Pediatric Evidence: Age-appropriate outcomes (developmental milestones, parent-reported), pharmacokinetic modeling for dose prediction, extrapolation from adults if justified, expert opinion carries more weight when RCTs infeasible.

Rare Diseases: N-of-1 trials, registries, historical controls (with caution), Bayesian methods to reduce sample requirements. Regulatory allows lower evidence standards (orphan drugs, conditional approval).
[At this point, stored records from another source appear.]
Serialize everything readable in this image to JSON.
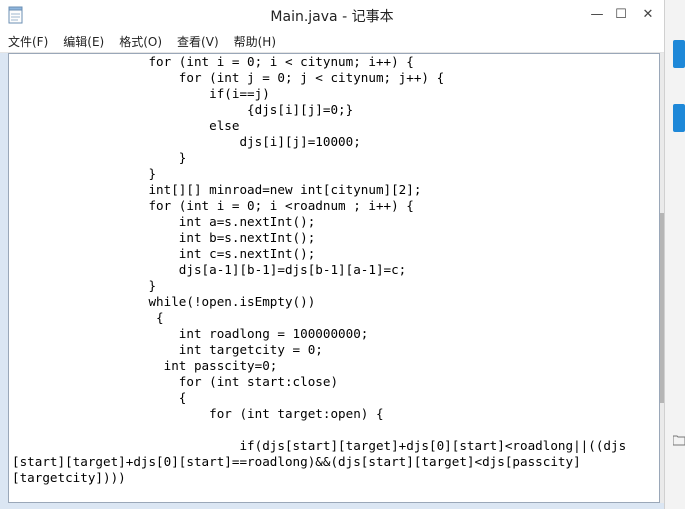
{
  "window": {
    "title": "Main.java - 记事本"
  },
  "controls": {
    "minimize": "—",
    "maximize": "☐",
    "close": "✕"
  },
  "menu": {
    "file": "文件(F)",
    "edit": "编辑(E)",
    "format": "格式(O)",
    "view": "查看(V)",
    "help": "帮助(H)"
  },
  "editor": {
    "lines": [
      "                  for (int i = 0; i < citynum; i++) {",
      "                      for (int j = 0; j < citynum; j++) {",
      "                          if(i==j)",
      "                               {djs[i][j]=0;}",
      "                          else",
      "                              djs[i][j]=10000;",
      "                      }",
      "                  }",
      "                  int[][] minroad=new int[citynum][2];",
      "                  for (int i = 0; i <roadnum ; i++) {",
      "                      int a=s.nextInt();",
      "                      int b=s.nextInt();",
      "                      int c=s.nextInt();",
      "                      djs[a-1][b-1]=djs[b-1][a-1]=c;",
      "                  }",
      "                  while(!open.isEmpty())",
      "                   {",
      "                      int roadlong = 100000000;",
      "                      int targetcity = 0;",
      "                    int passcity=0;",
      "                      for (int start:close)",
      "                      {",
      "                          for (int target:open) {",
      "",
      "                              if(djs[start][target]+djs[0][start]<roadlong||((djs",
      "[start][target]+djs[0][start]==roadlong)&&(djs[start][target]<djs[passcity]",
      "[targetcity])))"
    ]
  }
}
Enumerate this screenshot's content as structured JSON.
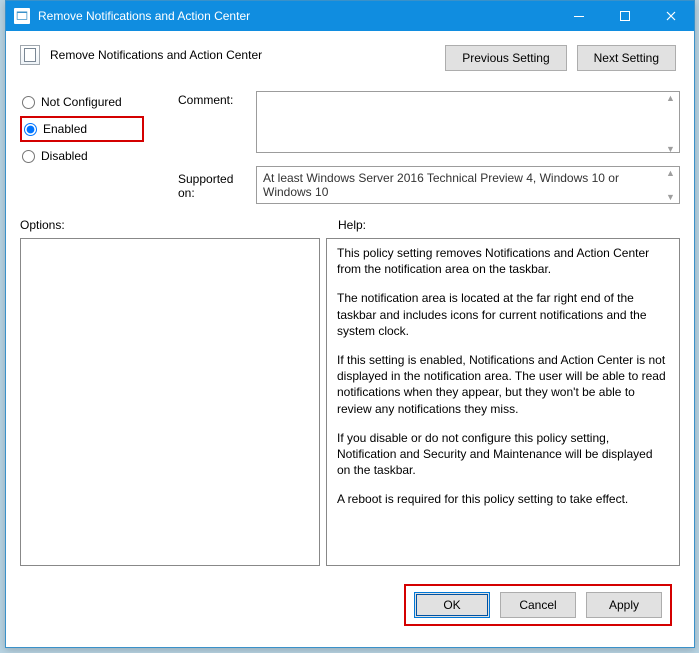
{
  "window": {
    "title": "Remove Notifications and Action Center"
  },
  "header": {
    "title": "Remove Notifications and Action Center",
    "previous": "Previous Setting",
    "next": "Next Setting"
  },
  "radios": {
    "not_configured": "Not Configured",
    "enabled": "Enabled",
    "disabled": "Disabled",
    "selected": "enabled"
  },
  "labels": {
    "comment": "Comment:",
    "supported": "Supported on:",
    "options": "Options:",
    "help": "Help:"
  },
  "fields": {
    "comment": "",
    "supported": "At least Windows Server 2016 Technical Preview 4, Windows 10 or Windows 10"
  },
  "help": {
    "p1": "This policy setting removes Notifications and Action Center from the notification area on the taskbar.",
    "p2": "The notification area is located at the far right end of the taskbar and includes icons for current notifications and the system clock.",
    "p3": "If this setting is enabled, Notifications and Action Center is not displayed in the notification area. The user will be able to read notifications when they appear, but they won't be able to review any notifications they miss.",
    "p4": "If you disable or do not configure this policy setting, Notification and Security and Maintenance will be displayed on the taskbar.",
    "p5": "A reboot is required for this policy setting to take effect."
  },
  "footer": {
    "ok": "OK",
    "cancel": "Cancel",
    "apply": "Apply"
  }
}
Health Technology Assessment: Assesses clinical effectiveness (GRADE), safety, cost-effectiveness (cost per QALY), budget impact, organizational/ethical/social factors. Thresholds vary (£20-30k/QALY UK, $50-150k US). Requires systematic review + economic model + probabilistic sensitivity analysis.


8. Knowledge Translation

Evidence-to-Decision Framework (GRADE): Problem priority → Desirable/undesirable effects → Certainty → Values → Balance of benefits/harms → Resources → Equity → Acceptability → Feasibility.

Recommendation strength:

  • Strong ("We recommend"): Most patients would want, few would not
  • Conditional ("We suggest"): Substantial proportion might not want, or uncertainty high

Guideline Development: Scope/PICOT → Systematic review → GRADE profiles → EtD framework → Recommendation (strong vs conditional) → External review → Update plan (3-5 years). COI management critical. AGREE II assesses guideline quality.


9. Common Pitfalls & Fixes

Surrogate outcomes: Using unvalidated biomarkers. Fix: Prioritize patient-important outcomes (mortality, QoL).

Composite outcomes: Obscuring which component drives effect. Fix: Report components separately, verify consistency.

Subgroup proliferation: Data dredging for false positives. Fix: Pre-specify <5 subgroups, test interaction, require plausibility.

Statistical vs clinical significance: p<0.05 with effect below MCID. Fix: Compare to MCID, report absolute effects (NNT).

Publication bias: Missing null results. Fix: Search trial registries (ClinicalTrials.gov), contact authors, assess funnel plot.

Poor applicability: Extrapolating from selected trials. Fix: Assess PICO match, setting differences, patient values.

Causation claims: From observational data. Fix: Use causal language only for RCTs or strong obs evidence (large effect, dose-response).

Industry bias: Uncritical acceptance. Fix: Assess COI, check selective reporting, verify independent analysis.